The step that does the most work: three narrative arcs, proposed before any slide exists. Most bad decks were doomed at the structure level, and no amount of slide polish fixes a deck that’s just the source doc’s chapter order wearing a costume. Choosing the arc is the one decision the skill refuses to make for you.

What it does, step by step

  1. Reads your source — Word doc, rough deck, or notes — and confirms audience, desired outcome, and time slot. Missing any of the three? It asks instead of assuming.
  2. Proposes 3 narrative arcs, each a one-line spine plus section headers, all buildable from your actual material. You pick or blend. It will not proceed without this.
  3. Builds a skeleton — every title a full assertion (“Churn doubled after the pricing change”, never “Churn Update”), every slide carrying exactly one idea. You approve before writing starts.
  4. Writes the slides — max 4 bullets, max 8 words each; everything else flows to speaker notes; data as tables or one big number; visuals as labeled placeholders, never generated images.
  5. Saves a PPTX to your OneDrive Cowork output folder and reports what it left out and why. It never sends or shares — you apply the corporate template in PowerPoint and own the final.

Install (60 seconds)

  1. Download the SKILL.md above.
  2. In OneDrive, create the folder /Documents/Cowork/skills/deck-doctor/.
  3. Drop SKILL.md inside — “Deck Doctor” appears as a chip in Cowork’s side panel next conversation.
  4. Say: “Run Deck Doctor on [your document].”
  • The word budgets — 8 words per bullet and 4 bullets per slide are our defaults. Tighten them; never loosen past 10 and 5 or you’ve rebuilt the problem.
  • The arc shapes — Step 2 lists example spines. Replace them with the structures your org actually responds to (every company has one pitch shape leadership trusts).
  • The output folder and naming — point it at your team’s deck library if that’s where drafts live.
  • Add a companion file — drop your team’s slide style notes in the skill folder alongside SKILL.md (skills support up to 20 companion files) and reference it from the STYLE section.

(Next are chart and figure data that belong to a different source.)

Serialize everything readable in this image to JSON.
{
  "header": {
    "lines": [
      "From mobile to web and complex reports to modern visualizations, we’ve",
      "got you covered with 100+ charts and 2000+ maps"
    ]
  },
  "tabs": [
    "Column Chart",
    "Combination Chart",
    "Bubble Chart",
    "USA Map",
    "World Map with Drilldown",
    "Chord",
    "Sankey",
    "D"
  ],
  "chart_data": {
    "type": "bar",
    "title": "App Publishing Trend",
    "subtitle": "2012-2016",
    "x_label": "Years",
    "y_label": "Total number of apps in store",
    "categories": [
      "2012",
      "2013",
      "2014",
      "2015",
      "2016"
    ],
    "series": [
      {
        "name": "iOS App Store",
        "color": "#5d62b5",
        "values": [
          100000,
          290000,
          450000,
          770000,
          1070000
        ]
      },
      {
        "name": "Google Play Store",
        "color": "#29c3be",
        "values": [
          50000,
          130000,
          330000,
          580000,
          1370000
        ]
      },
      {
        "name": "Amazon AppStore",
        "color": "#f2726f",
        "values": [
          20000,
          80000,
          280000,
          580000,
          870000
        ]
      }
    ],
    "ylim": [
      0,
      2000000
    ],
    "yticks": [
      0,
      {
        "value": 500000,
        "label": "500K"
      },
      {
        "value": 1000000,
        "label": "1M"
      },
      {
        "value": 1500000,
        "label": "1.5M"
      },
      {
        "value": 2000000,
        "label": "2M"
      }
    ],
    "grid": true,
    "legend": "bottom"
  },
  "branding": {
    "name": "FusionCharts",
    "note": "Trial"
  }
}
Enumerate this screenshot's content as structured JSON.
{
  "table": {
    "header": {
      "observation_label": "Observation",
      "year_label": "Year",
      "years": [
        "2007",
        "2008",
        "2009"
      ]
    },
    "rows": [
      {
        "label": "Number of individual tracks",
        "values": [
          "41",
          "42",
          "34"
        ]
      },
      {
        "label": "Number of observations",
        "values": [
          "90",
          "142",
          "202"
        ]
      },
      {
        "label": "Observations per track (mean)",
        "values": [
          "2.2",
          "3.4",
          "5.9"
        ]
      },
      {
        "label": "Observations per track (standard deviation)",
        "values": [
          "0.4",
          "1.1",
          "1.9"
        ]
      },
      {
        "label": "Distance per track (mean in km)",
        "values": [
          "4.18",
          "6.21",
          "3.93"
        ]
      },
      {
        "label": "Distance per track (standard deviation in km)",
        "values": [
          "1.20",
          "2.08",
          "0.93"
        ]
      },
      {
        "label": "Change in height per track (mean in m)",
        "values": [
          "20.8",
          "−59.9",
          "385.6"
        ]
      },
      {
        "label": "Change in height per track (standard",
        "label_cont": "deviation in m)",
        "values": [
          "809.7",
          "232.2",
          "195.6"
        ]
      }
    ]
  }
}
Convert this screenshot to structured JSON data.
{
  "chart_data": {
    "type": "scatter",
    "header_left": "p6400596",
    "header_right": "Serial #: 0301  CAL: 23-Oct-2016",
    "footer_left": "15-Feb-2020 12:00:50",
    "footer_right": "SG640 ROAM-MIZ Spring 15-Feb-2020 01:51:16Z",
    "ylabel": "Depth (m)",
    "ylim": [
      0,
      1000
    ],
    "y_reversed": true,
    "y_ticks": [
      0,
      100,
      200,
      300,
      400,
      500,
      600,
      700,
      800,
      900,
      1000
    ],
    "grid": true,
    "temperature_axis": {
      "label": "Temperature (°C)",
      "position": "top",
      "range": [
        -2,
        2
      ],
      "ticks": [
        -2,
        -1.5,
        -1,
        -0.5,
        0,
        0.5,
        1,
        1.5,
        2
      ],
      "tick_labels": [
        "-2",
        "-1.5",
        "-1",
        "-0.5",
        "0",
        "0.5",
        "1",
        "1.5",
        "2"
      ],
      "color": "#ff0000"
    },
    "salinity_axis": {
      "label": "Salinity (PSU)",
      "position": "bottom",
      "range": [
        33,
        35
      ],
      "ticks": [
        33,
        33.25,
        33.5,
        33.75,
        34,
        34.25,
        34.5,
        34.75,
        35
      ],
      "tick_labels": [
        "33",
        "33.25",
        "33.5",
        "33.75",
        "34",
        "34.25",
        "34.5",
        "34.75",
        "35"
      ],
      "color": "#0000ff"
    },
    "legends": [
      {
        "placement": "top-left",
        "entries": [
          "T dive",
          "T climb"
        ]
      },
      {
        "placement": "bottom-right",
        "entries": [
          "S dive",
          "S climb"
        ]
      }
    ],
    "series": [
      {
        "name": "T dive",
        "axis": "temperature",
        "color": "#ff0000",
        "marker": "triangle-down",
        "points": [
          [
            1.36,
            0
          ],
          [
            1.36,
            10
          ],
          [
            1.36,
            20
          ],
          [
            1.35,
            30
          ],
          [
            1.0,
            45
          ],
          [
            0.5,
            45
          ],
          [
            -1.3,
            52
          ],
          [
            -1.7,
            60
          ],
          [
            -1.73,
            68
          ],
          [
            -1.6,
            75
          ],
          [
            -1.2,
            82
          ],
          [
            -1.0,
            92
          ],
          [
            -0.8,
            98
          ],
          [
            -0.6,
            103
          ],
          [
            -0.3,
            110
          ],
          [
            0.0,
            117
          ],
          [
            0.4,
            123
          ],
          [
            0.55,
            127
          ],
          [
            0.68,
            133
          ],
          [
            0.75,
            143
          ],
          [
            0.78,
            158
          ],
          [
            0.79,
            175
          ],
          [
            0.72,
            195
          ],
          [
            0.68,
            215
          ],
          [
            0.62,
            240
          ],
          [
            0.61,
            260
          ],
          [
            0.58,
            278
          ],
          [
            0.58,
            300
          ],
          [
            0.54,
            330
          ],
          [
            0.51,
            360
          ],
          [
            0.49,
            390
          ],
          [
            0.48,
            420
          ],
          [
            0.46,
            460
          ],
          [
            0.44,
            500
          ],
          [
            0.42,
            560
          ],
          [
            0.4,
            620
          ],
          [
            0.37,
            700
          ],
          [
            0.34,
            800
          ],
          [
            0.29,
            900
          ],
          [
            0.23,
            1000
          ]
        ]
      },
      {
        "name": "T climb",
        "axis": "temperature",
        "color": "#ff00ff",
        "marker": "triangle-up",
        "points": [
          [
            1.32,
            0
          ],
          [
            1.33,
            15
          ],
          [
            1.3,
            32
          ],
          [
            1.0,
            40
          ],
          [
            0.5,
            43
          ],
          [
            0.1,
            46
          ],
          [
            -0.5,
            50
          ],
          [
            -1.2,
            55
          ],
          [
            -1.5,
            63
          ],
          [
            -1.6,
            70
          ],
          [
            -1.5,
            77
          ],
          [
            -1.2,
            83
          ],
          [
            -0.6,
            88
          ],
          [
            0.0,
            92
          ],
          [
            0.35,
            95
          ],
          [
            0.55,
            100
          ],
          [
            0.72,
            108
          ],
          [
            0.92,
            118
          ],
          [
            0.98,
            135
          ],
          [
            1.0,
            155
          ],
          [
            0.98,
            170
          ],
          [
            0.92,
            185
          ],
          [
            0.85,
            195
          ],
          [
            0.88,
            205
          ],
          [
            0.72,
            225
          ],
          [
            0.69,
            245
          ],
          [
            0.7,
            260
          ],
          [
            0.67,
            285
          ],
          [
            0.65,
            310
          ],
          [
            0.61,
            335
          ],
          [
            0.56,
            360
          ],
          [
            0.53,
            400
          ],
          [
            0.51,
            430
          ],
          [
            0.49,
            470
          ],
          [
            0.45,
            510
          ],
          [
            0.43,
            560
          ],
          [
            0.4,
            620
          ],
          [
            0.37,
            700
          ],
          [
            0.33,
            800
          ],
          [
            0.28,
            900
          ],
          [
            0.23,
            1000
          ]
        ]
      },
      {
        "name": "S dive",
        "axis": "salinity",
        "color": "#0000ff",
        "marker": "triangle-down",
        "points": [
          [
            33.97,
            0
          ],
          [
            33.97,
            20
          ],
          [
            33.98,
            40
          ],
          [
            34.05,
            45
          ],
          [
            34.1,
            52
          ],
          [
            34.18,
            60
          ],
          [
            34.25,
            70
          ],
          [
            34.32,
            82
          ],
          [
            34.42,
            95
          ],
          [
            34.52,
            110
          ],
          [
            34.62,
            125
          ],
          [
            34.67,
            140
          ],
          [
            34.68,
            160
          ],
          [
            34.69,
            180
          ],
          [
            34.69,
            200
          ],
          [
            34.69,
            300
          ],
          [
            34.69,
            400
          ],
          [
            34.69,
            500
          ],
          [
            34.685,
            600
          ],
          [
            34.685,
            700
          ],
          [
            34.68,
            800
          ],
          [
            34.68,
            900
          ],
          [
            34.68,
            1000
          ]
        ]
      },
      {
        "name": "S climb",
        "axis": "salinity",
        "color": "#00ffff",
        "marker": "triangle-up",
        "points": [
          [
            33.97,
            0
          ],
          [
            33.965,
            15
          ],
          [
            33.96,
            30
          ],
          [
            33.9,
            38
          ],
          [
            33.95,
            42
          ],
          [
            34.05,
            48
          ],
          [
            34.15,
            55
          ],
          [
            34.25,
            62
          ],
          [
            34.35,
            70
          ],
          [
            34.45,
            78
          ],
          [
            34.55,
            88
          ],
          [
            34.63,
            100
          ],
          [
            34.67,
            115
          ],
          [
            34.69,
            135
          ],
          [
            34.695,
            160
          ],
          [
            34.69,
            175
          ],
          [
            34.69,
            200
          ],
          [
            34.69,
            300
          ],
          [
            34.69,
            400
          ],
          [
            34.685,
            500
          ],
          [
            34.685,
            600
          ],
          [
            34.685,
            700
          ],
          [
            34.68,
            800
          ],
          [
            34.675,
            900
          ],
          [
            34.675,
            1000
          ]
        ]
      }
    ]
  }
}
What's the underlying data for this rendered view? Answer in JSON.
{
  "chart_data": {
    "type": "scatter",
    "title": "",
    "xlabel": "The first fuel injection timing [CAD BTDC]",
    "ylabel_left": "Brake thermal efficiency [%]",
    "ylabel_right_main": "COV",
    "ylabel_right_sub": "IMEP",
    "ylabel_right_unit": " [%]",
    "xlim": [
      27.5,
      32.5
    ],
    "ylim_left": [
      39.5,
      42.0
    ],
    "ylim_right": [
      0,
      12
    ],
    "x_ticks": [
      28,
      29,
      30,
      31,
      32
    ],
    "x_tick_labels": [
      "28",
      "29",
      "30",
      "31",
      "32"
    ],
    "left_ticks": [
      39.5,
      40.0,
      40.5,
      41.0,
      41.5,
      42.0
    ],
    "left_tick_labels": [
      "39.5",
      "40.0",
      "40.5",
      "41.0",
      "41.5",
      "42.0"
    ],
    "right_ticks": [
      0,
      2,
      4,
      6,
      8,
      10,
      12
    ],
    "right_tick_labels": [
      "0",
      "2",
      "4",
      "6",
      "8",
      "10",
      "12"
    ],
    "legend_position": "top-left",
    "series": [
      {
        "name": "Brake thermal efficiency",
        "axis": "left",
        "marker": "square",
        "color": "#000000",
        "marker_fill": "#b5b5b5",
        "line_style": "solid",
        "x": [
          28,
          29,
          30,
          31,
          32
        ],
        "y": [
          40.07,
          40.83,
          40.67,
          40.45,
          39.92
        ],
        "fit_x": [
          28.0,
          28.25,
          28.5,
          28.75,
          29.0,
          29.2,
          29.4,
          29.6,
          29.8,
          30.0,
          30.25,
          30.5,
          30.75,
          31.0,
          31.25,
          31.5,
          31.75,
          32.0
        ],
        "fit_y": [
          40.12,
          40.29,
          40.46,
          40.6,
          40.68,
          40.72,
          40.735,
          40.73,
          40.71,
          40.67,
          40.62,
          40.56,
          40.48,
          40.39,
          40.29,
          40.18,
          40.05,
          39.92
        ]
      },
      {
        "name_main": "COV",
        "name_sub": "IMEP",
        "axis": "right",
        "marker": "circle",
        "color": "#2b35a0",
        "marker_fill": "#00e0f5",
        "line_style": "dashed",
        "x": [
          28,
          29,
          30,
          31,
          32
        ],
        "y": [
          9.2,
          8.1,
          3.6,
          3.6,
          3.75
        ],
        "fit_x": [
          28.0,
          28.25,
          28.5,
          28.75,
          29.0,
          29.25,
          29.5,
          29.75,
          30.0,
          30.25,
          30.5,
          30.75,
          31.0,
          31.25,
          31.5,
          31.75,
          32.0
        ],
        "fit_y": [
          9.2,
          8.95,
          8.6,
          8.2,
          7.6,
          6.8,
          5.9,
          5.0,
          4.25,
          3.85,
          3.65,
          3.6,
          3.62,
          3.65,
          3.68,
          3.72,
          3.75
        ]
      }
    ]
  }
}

Failure modes we’ve already handled

What goes wrongHow the skill handles it
Slides become the document, re-pastedHard budget: 8-word bullets, one idea per slide; depth lives in speaker notes
It picks a structure and runs with itThree-arc proposal is mandatory and unskippable, even when you’re rushed
AI images make the deck look auto-generatedForbidden outright; visuals become labeled placeholders you fill with real assets
Missing facts get papered over with plausible fillerAnti-fabrication rule: gaps are marked [NEEDS INPUT] on the slide
It mails the draft to your teamNever shares; PPTX lands in OneDrive for your review only

The bigger idea

The deck is the last document most organizations still judge people on, which is exactly why “Copilot made my slides” is either a superpower or a career hazard depending entirely on the procedure behind it. Encode the craft once, in writing, and the doc-to-deck shortcut stops being a quality gamble. The arc decision stays human. That’s the right division of labor.